Monday, April 28, 2014
Perspective by Matt Lipps. 2013. C-print. 30 inches by 32 inches. Courtesy of Jessica Silverman Gallery.

To explore society’s relationship with photography in this age of selfies and smart-phone cameras, Assistant Professor of Art Matt Lipps takes a look at the 20th century in his latest solo exhibition, The Populist Camera, at the Jessica Silverman Gallery in San Francisco. Mixing pieces from Time-Life’s 1970s manual Library of Photography, in front of colorized 35-millimeter images from his own student days, Lipps pays homage to analog photography and darkrooms while posing questions about the digital future of the medium.

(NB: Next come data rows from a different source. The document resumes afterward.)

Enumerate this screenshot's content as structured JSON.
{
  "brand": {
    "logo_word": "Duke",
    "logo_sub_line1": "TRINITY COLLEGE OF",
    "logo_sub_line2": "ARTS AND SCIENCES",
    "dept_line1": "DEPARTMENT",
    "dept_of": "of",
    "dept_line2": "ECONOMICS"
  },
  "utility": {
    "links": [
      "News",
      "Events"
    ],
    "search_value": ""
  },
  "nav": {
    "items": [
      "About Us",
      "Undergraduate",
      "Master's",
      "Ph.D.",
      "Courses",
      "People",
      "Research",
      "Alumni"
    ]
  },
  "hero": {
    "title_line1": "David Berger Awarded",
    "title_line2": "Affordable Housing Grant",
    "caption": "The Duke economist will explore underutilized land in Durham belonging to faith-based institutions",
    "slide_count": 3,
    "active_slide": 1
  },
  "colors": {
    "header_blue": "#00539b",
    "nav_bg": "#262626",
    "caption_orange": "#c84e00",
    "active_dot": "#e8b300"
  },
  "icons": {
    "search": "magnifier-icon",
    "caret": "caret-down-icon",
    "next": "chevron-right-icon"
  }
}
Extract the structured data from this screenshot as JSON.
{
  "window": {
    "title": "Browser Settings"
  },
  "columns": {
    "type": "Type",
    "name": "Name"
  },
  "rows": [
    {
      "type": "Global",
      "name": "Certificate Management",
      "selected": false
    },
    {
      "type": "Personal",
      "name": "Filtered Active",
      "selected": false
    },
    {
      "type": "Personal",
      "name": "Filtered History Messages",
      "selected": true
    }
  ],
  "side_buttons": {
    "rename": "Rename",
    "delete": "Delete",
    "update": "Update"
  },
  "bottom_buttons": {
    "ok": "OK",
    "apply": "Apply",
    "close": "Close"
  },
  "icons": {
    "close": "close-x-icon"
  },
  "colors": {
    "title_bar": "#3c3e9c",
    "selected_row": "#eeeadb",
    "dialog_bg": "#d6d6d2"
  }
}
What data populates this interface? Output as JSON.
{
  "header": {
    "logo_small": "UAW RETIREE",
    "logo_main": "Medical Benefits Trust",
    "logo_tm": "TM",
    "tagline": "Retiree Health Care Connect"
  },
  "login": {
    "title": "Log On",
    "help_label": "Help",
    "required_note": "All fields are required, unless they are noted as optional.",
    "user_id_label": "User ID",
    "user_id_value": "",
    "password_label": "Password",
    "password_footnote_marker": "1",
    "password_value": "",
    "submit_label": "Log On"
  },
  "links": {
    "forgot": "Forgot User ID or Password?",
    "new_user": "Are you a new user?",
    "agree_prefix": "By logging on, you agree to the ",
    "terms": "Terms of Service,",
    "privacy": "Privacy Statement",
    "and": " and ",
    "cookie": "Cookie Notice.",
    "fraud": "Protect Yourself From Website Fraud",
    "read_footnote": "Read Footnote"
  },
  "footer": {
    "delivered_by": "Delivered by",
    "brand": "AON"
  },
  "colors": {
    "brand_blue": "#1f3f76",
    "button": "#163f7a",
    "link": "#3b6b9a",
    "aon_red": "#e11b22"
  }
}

“It’s interesting to me that we live in a photographic mindset, creating memories for the future,” Lipps says in a March 26 San Francisco Chronicle article. “If you have a birthday party, you want to get that image of candles being blown out and everyone looking happy.”

To create the new photographs, Lipps cut out and assembled almost 500 figures from the Time-Life books, building cardboard structures for them, so they become autonomous, moveable “actors.” He then arranges and lights his cutout figures, rephotographs them and subsequently prints the images larger than the original reproductions.

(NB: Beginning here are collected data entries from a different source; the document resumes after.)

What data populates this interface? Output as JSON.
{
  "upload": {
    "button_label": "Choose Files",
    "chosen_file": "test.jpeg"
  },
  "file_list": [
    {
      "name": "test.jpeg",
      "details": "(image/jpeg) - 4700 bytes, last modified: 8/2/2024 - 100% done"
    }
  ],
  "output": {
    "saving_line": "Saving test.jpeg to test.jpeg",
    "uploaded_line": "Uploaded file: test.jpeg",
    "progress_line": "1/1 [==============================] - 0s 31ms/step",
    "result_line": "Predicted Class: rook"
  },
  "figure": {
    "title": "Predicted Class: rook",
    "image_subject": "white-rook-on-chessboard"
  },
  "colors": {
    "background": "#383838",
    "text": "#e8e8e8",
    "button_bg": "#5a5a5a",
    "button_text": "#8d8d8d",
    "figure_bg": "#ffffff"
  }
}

“The result is an exhibition of Wunderkammern, cabinets of curiosity that contain samples of thrilling photographic imagery and create a persuasive argument for the continued relevance of analog methods,” Sarah Hotchkiss writes in a review for KQED Arts.

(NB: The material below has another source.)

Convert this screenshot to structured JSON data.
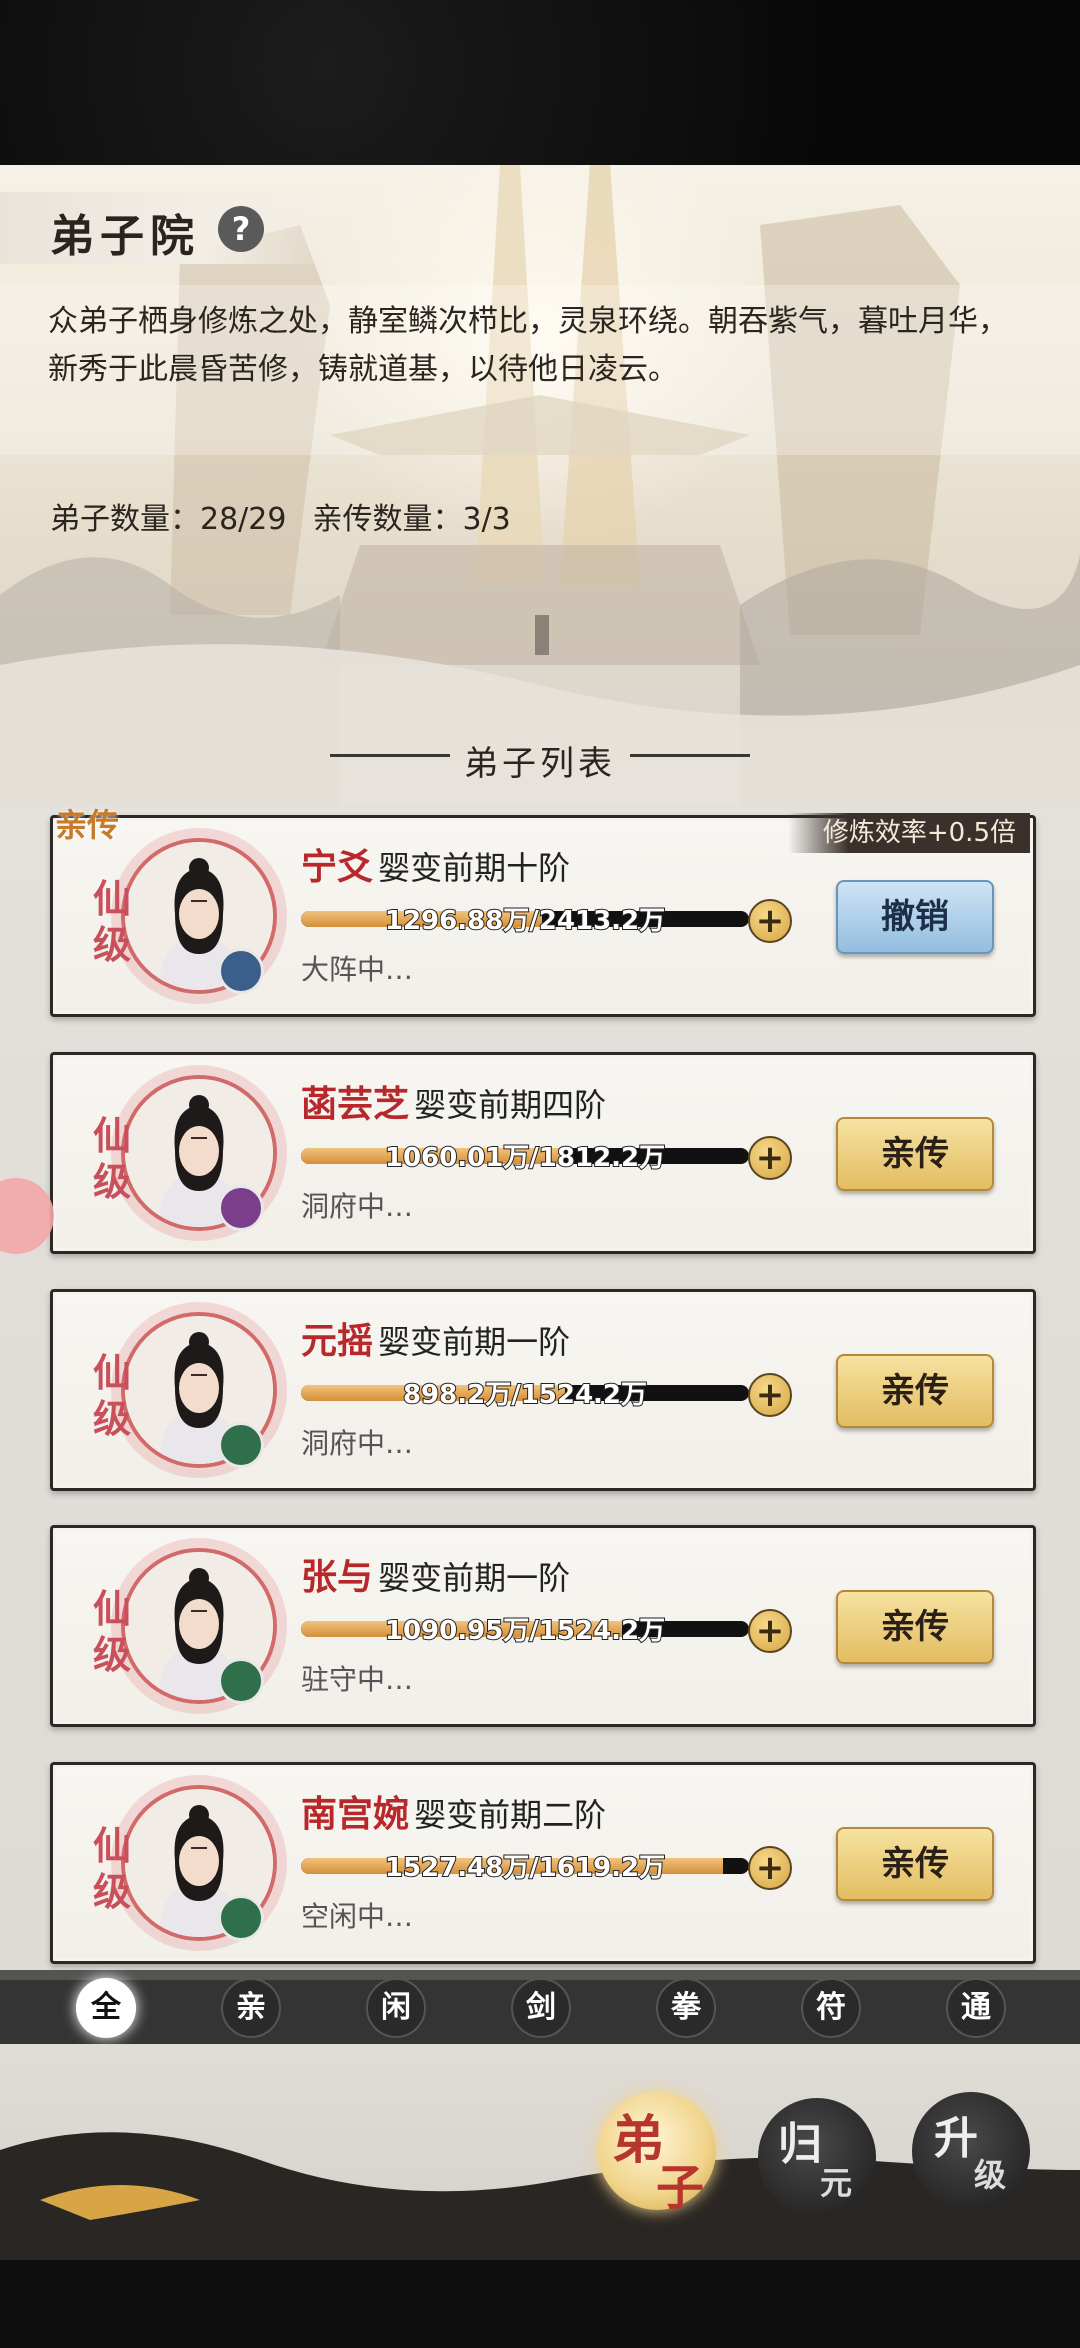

Works from Lipps’ same series were featured last fall at Marc Selwyn Fine Art in Los Angeles. “A reflexive game of who’s who recognition (There’s an August Sander! And there’s a Harold Edgerton!) offers some pleasure,” Leah Ollman writes in a November 19 Los Angeles Times review. “As does the evolving awareness that this may be an exercise in taxonomy and archive-building, but it is also, and most engagingly, an idiosyncratic, fractured form of storytelling.”

Lipps received his Master of Fine Arts from University of California, Irvine. His work is in the collection of Los Angeles County Museum of Art, Museum of Contemporary Art and Hammer Museum in Los Angeles, the Pilara Foundation/Pier 24 and Saatchi Gallery.

The Populist Camera is on display through May 10.